In ihrem letzten Leben, wurde sie, ungeachtet ihrer Bemühungen, in keinem
Haus, in das sie als Braut gebracht wurde länger behalten, als eine kurze Weile.
Ihr tugendhafter Vater vermählte sie mehrere Male mit den entsprechenden
Männern. Sie versuchte eine perfekte Ehefrau zu sein, doch jedes Mal wurde sie
hinausgeworfen. Durch diese Unfähigkeit mit einem Mann zu leben, wurde ihr eine
Gelegenheit geschaffen, den Kreis der Bedingtheit zu durchbrechen. Nach ihrer
dritten zerrütteten Ehe beschloß sie dem Sangha beizutreten. Alles Üble in ihrem
Geist wurde durch die Meditation beseitigt, die Einsicht in die Vier Edlen
Wahrheiten reifte und Isidasi wurde eine Arahat.
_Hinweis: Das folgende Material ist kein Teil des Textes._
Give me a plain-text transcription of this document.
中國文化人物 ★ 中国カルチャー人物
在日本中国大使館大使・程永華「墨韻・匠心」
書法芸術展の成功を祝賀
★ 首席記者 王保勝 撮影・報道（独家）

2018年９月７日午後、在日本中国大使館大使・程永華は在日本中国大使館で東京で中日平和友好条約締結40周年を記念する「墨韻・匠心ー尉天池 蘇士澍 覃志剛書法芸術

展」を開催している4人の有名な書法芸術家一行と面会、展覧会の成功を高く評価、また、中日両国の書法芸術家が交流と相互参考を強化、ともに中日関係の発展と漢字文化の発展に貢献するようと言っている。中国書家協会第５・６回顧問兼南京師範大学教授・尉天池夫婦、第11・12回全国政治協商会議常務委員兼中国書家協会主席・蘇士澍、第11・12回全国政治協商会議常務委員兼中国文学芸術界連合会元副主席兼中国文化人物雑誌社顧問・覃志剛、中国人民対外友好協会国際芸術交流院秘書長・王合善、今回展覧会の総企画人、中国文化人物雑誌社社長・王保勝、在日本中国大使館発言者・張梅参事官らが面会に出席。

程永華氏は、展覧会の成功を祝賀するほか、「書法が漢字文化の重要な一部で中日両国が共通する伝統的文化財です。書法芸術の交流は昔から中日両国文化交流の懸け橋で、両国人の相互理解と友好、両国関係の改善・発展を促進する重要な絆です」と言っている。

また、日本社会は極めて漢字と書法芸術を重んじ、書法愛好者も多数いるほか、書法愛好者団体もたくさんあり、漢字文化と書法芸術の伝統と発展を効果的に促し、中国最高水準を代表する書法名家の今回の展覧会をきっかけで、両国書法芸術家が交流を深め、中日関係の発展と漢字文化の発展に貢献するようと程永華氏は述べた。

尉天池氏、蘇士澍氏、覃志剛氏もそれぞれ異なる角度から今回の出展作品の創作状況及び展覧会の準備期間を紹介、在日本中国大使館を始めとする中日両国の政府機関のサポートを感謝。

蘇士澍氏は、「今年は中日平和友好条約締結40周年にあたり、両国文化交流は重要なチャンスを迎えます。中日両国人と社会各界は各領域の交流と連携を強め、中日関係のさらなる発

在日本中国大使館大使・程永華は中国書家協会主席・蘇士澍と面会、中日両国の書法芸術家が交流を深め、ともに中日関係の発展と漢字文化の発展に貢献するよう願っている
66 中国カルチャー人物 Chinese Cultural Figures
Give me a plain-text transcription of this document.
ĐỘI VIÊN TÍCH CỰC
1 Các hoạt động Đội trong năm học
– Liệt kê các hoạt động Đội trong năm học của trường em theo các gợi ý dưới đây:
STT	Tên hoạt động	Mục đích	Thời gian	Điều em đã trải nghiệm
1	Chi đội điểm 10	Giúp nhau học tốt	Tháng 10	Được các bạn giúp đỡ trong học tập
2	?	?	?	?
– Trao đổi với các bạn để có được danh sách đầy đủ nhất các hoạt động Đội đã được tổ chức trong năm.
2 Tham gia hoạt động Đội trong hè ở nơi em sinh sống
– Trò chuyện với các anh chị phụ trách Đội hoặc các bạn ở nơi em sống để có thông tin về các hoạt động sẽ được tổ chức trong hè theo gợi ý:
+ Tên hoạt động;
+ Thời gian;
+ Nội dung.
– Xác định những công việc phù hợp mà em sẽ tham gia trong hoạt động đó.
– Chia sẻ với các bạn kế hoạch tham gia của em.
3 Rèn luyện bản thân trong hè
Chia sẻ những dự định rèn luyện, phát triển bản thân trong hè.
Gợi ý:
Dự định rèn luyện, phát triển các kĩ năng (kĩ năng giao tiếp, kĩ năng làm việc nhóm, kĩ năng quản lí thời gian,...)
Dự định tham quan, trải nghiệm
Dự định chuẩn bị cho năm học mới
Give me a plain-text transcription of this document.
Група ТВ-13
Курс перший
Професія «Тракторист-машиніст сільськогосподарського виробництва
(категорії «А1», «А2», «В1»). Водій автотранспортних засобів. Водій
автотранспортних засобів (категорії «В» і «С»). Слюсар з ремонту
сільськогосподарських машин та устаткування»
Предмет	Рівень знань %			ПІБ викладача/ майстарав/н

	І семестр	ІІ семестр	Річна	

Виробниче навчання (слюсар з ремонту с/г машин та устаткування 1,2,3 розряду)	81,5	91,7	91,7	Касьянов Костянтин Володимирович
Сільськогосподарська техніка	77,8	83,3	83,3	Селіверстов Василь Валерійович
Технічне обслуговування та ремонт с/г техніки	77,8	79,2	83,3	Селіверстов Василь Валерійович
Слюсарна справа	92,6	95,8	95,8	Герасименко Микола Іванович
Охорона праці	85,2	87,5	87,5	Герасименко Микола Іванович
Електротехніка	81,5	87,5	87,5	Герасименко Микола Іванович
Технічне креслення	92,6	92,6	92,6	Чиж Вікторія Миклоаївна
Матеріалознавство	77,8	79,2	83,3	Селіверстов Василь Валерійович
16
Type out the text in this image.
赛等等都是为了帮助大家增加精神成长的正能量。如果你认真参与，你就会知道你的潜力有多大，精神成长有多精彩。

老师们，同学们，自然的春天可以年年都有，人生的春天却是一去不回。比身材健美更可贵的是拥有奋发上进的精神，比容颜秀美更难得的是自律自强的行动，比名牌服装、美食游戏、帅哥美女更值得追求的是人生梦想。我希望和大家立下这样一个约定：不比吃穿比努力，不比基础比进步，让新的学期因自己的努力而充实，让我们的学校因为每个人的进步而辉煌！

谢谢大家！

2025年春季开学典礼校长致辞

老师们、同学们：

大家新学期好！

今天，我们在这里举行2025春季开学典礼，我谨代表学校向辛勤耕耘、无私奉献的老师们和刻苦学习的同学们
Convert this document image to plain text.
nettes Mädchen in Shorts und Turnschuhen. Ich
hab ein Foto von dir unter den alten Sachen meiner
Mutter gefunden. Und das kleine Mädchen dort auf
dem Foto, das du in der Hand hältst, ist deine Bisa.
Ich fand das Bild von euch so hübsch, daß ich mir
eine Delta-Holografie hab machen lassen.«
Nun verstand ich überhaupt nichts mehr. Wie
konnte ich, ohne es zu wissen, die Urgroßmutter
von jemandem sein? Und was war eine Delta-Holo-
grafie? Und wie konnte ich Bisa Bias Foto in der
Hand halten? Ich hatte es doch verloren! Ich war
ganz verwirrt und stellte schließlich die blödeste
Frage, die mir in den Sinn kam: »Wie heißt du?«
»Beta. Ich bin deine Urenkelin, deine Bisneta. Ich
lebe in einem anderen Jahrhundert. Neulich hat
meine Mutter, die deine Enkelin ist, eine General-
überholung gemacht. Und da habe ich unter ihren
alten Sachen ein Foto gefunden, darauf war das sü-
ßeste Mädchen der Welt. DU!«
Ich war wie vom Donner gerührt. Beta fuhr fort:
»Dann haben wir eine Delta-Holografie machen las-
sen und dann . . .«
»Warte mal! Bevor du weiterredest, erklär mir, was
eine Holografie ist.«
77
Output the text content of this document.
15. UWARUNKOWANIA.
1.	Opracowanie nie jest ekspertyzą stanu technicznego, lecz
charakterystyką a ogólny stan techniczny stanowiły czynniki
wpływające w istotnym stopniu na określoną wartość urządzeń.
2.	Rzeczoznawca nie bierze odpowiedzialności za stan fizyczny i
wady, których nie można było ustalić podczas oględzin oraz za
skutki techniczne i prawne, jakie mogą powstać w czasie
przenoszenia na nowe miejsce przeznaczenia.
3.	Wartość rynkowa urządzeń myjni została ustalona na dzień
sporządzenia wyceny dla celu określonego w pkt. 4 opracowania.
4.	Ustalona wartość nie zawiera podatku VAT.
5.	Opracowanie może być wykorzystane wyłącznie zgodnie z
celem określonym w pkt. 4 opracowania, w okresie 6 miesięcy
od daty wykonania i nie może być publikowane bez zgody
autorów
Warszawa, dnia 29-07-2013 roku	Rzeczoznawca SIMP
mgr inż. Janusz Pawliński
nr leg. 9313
Sie entwickelte dann auch die Fähigkeit der Rückerinnerung an ihre
vergangenen Leben und erkannte so, wie die ganze ursächliche Kette unheilsamer,
weit zurückliegender Taten ihre Folgen in den nachfolgenden Leben herbeiführte:
- So waren die Früchte meines Karmas,
- Die mich sogar in diesem letzten
- Leben kränkten,
- Obwohl ich sie voll Demut annahm.
Die letzte Zeile ihres Gedichts läßt die Vergangenheit, Wiedergeburt und all
ihr Leid mit einer Art "Löwenruf" vollständig zurück: "Genug! All dem habe ich
nun ein Ende bereitet".
Durch Isidasi's Erzählung erhalten wir einige lehrreiche Veranschaulichungen
der unerbittlichen Wirkung des karmischen Gesetzes. Das Leiden, das sie wegen
ihres sexuellen Fehlverhaftens durchmachen mußte, dauerte sieben schwierige
Leben. Aber auch die Grundlage für Weisheit wurde gelegt und als die Kraft ihres
schlechten Karmas aufgebraucht war, tat das früher von ihr geschaffene paramis
seine Wirkung. So konnte Isidasi eine Bhikkhuni werden, ihren Geist vollkommen
läutern und so alle möglichen Ursachen zukünftigen Leidens abschütteln. Anfang,
Mitte und Ende jedes Lebens sind immer auf Ursachen und Bedingungen
zurückzuführen.
Wir sind nun am Ende des Kreises dieser Therigeschichten angelangt und sind
zurückgekehrt zum Thema der unpersönlichen Ursachen und Wirkungen, die sich
gegenseitig bewirken, ohne Existenz eines beständigen Wesens, das die Folgen
seiner Taten erfährt. Die anfangslose Reihe der von Unwissenheit und Leid
erfüllten Lebenszeiten, wird solange wiederholt, bis angesammeltes paramis und
gegenwärtige Weisheit, die noch von anderen Faktoren unterstützt werden, genug
Stärke besitzen um uns zu befähigen, das Begehren zu durchschauen, weiches die
Aufeinanderfolge der Daseinsgruppen unaufhörlich vorangetrieben hat. Dabei
erhielten diese Bhikkhunis Klarheit, daß ihre Zuneigungen und Abneigungen die
Quelle all ihres Leids waren. Aufgrund dieser Einsicht konnten sie das Wirrsal
der alten, durch Täuschung hervorgerufenen Bedingungen lösen.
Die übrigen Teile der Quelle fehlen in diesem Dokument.